Department of Neurological Surgery Neck Surgery, The Ohio State University, Wexner Medical Center, Columbus, Ohio, USA; Department of Otolaryngology Head and Neck Surgery, The Ohio State University, Wexner Medical Center, Columbus, Ohio, USA.

出版信息

World Neurosurg. 2021 Sep;153:e464-e472. doi: 10.1016/j.wneu.2021.06.142. Epub 2021 Jul 6.

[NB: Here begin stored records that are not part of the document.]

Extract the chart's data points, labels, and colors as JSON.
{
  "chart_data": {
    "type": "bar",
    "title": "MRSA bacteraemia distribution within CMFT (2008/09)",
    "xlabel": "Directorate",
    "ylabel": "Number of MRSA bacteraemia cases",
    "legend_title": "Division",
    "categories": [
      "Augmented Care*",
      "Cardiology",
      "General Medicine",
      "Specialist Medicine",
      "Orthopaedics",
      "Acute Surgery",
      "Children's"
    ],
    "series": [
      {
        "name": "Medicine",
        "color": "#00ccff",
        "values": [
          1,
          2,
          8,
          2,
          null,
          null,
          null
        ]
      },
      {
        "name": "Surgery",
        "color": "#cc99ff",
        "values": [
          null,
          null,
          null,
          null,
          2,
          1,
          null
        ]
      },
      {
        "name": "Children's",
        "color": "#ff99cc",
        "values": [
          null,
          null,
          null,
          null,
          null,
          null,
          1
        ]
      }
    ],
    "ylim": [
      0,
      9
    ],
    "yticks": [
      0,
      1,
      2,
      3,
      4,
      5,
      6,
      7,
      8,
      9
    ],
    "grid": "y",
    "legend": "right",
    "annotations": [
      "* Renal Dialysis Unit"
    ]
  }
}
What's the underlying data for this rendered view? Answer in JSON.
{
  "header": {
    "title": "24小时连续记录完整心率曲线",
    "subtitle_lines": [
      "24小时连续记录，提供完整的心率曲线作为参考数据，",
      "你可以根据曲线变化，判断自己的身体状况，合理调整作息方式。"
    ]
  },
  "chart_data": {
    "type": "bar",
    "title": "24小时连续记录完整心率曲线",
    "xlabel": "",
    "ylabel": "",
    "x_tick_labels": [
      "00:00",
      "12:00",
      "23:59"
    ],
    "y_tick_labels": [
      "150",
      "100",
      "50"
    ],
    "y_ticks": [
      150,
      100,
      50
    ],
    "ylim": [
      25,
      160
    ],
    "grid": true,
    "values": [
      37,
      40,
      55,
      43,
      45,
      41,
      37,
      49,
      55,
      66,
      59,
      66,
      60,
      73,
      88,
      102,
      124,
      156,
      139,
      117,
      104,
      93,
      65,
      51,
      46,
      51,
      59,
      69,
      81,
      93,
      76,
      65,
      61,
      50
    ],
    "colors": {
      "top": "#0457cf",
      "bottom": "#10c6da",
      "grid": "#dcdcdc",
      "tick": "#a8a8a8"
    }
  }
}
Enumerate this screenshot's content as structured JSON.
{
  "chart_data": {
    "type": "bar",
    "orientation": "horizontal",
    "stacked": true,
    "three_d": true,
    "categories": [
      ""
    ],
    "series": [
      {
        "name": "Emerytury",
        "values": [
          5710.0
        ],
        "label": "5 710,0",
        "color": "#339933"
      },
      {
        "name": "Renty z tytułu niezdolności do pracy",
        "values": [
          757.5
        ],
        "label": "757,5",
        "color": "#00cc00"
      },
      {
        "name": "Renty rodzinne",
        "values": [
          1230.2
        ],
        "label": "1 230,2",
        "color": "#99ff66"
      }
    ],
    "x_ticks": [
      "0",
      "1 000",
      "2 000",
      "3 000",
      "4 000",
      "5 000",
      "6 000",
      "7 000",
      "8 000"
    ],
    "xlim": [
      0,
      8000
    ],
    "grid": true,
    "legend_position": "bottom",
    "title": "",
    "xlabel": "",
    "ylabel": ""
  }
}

DOI:10.1016/j.wneu.2021.06.142
PMID:34242829
Abstract

BACKGROUND

Giant pituitary adenomas (GPAs) with subarachnoid extension can be challenging to achieve a gross total resection through a single endonasal or transcranial approach, and any residual tumor is at risk for postoperative apoplexy. Intraoperative venous congestion of the suprasellar tumor can occur following resection of the sellar tumor, limiting tumor descent, and leading to suprasellar residual. We propose a technique for resecting the suprasellar component first, which we call the "second floor" strategy (SFS) for GPA.

METHODS

A retrospective review of cases from 2010-2020 identified 586 endoscopic endonasal approaches (EEAs) for pituitary adenoma resection. We report the rate of postoperative apoplexy and describe the SFS technique used in 2 cases.

RESULTS

Of 586 cases, 2 developed symptomatic postoperative apoplexy (0.3%), and a third transferred to our care after undergoing postoperative apoplexy. All 3 cases had subarachnoid extension of a pituitary adenoma, underwent EEA, and had residual suprasellar tumor. All 3 had permanent morbidity due to the postoperative apoplexy including blindness, stroke, or death, despite undergoing reoperation. The SFS was used for reoperation on 1 of these patients and as a primary strategy in a fourth patient who presented with a GPA with subarachnoid extension. We describe the SFS technique and demonstrate it with a 2-dimensional operative video.

CONCLUSIONS

Postoperative apoplexy of residual adenoma is a rare but serious complication after GPA resection. The proposed SFS allows early access to the suprasellar tumor and may improve the ability to safely achieve a gross total resection without need for additional procedures.

摘要

背景

具有蛛网膜下腔延伸的巨大垂体腺瘤(GPAs)通过单一经鼻或经颅入路难以实现全切,任何残留肿瘤都有术后卒中的风险。鞍上肿瘤切除后可能会出现颅内静脉淤血,限制肿瘤下降,导致鞍上残留。我们提出了一种先切除鞍上部分的技术,我们称之为 GPA 的“第二层”策略(SFS)。

方法

回顾 2010 年至 2020 年的病例,确定了 586 例内镜经鼻入路(EEA)用于垂体腺瘤切除术。我们报告术后卒中的发生率,并描述了在 2 例中使用的 SFS 技术。

结果

在 586 例中,有 2 例发生症状性术后卒中(0.3%),其中 1 例在术后卒中后转至我们处治疗。所有 3 例均有蛛网膜下腔延伸的垂体腺瘤,行 EEA 治疗,且有残留的鞍上肿瘤。所有 3 例均因术后卒中导致永久性残疾,包括失明、中风或死亡,尽管进行了再次手术。其中 1 例患者采用 SFS 进行再次手术,另 1 例伴有蛛网膜下腔延伸的 GPA 患者采用 SFS 作为主要策略。我们描述了 SFS 技术,并通过二维手术视频进行了演示。

结论

术后残余腺瘤卒中是 GPA 切除后一种罕见但严重的并发症。所提出的 SFS 可早期接触鞍上肿瘤,并可能改善安全实现全切的能力,而无需额外的手术。